Fridays are usually a slow day on the OUP Blog but for some reason, today we have a lot to say (maybe because it is frigidly cold out and typing keeps us warm).

Without futher ado, our first Friday roundup:

  • Congratulations to Muhammad Yunus of Bangladesh who won the Nobel Peace Prize for his work founding the Grameen Bank, which provided collateral-free “micro-loans” to the poor in Bangladesh. To learn more about Yunus’s extraordinary efforts check out The Price of a Dream: The Story of the Grameen Bank by David Bornstein. Bornstein’s book tells the remarkable story of the Grameen Bank and how it revolutionized the way people around the world fight poverty.
  • Today the New York Times had an article about a jobless man who robbed a bank to tide him over until Social Security kicked in.

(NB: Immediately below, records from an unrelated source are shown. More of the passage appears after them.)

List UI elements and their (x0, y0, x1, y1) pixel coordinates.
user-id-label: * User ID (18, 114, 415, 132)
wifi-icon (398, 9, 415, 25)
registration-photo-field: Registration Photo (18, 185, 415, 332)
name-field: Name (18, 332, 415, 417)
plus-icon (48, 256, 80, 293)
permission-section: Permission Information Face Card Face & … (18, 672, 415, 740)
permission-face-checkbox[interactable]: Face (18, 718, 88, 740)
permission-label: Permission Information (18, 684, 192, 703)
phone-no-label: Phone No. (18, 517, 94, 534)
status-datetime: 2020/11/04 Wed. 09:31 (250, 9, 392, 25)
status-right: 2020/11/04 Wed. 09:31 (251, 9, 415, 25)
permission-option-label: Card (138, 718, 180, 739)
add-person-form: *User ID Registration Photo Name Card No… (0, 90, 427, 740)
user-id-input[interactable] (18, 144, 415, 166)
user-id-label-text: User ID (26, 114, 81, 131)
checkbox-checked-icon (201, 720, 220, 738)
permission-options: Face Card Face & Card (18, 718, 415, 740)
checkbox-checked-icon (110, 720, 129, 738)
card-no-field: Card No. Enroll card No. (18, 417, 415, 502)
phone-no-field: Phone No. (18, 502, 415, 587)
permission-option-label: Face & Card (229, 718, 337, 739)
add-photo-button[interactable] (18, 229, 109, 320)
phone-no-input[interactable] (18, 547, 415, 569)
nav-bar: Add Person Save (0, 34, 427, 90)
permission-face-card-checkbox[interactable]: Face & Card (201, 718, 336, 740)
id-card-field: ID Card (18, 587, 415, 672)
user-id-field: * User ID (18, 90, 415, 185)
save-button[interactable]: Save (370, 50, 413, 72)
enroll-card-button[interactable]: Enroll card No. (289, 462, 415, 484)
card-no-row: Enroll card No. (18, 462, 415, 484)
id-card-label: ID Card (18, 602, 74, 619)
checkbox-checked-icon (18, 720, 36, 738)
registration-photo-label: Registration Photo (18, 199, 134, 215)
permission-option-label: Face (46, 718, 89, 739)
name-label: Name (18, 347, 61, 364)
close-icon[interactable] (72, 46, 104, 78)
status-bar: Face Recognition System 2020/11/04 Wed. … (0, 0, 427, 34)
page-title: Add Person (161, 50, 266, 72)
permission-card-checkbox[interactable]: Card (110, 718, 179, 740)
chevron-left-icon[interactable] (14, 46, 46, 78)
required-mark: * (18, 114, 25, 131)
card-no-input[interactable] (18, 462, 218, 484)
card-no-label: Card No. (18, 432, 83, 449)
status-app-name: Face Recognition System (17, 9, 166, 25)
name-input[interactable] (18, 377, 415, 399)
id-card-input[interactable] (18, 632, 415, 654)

    “It’s not the financial plan I would choose, but it’s a financial plan,” the prosecutor, Dan Cable, said.”

    If that doesn’t make you believe in The Great Risk Shift, well nothing will.

  • Next Wednesday, October 18th, Archbishop Desmond Tutu winner of the 1984 Nobel
    Peace Prize, will lead a discussion at NYU School of Law on The Handbook of Reparations the first volume to examine reparations programs for victims of human rights violations throughout the world. This program, organized by the International Center for Transitional Justice, looks like it will be superb.

    • Wednesday, October 18th.
    • NYU School of Law
    • Tischman Auditorium
    • 40 Washington Square
    • NY, NY 10012
    • RSVP to [email protected] or call 917-637-3800 by Monday, October 16th.
  • And finally, a hearty congratulations to Orhan Pamuk, winner of the Nobel Prize in Literature.